Almost 4 years ago, I had an epiphany regarding ancestors and the past while visiting the Tower of London in England. Before I went to visit this amazing site, I had to admit to an ignorance of what the “Tower” of London really was. I had always pictured a tall, stone tower where traitors, prisoners and even queens were executed. When I actually saw what the Tower of London was, it turned out to be a large edifice resembling a castle or cathedral surrounded by other buildings and a protective wall of ancient stone.
I was awed at the architectural details that stood the test of time and was thrilled to be allowed to explore nooks and crannies of the castle and it’s surroundings. I felt like I had just traveled hundreds of years back in time.
I entered one room that had been decorated with furnishings from the past and was drawn by a small empty enclave with nothing but a bare window looking over the Thames. I leaned against the wall and looked through the old, diamond-pane window at the vista below. I was alone for a moment and the peacefulness of the ancient ambiance soothed me.
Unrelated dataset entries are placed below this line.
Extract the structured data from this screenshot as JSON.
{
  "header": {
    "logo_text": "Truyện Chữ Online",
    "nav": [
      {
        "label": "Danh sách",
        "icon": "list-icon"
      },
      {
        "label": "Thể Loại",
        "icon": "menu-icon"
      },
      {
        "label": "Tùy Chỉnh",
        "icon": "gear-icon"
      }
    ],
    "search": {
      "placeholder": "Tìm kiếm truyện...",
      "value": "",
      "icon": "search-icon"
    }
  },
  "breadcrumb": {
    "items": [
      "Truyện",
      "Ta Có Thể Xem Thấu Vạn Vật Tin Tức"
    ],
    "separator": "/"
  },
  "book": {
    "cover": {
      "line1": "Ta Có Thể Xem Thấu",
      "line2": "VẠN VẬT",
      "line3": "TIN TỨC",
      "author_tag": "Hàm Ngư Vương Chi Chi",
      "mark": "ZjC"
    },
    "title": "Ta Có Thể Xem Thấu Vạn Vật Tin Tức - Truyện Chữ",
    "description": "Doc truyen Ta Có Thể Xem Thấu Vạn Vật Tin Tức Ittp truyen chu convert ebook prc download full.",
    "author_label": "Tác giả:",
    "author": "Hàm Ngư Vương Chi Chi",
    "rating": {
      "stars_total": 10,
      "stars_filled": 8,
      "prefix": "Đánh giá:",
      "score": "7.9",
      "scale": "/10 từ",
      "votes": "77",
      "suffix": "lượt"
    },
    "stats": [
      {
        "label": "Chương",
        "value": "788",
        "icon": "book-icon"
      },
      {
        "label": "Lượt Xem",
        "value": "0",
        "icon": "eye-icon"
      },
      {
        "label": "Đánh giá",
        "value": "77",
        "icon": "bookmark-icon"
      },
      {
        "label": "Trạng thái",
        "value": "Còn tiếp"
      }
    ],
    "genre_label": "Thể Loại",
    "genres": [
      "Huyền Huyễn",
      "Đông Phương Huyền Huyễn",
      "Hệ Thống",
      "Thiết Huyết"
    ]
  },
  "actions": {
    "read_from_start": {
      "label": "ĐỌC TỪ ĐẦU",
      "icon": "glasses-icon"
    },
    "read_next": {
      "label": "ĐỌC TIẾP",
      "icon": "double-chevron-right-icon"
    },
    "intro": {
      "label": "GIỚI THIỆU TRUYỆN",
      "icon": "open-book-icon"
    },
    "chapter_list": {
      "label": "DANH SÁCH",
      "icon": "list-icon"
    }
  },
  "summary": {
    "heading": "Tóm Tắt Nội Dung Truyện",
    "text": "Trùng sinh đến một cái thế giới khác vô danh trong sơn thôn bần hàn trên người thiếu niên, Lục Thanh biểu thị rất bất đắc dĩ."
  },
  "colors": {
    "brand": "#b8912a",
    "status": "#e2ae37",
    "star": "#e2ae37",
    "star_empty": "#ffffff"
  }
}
It was but a moment before the quiet began to speak to me.
My imagination took flight and I saw a woman dressed in royal gowns standing in the same spot and looking out this window contemplating the heavy burdens of her own life. This thought opened the floodgate to my mind. All of a sudden it was if hundreds of years of previous lives flooded my soul. Who else had stood at this window since it had been built? What were their fears, burdens, regrets and joys? Did Anne Boleyn stand here and contemplate her beheading the next day? Did King Henry VIII stand here himself and wonder if he was doing the right thing?
Years of history I had studied in school came alive and I reverently touched the glass wondering who else’s fingers had pressed against it? All of a sudden, history breathed. For a moment, my soul entwined with the lost ones over centuries and I felt the smallness of my own world. Yet at the same time, I felt the connectivity of all souls who experience the same human emotions. It was as if some great inner secret had opened suddenly and broken forth the light upon the recesses of my mind. Were my burdens any greater than those of my ancestors of the past? This need to love and be loved, to be accepted for who you are was a feeling shared by all humans – past and present.
It wasn’t as if I hadn’t known it before, but not like this. History and the people who had lived within these walls, became real to me. It was a beautiful and enlightening moment as I felt the lives of ancestors become a permanent part of my present reality.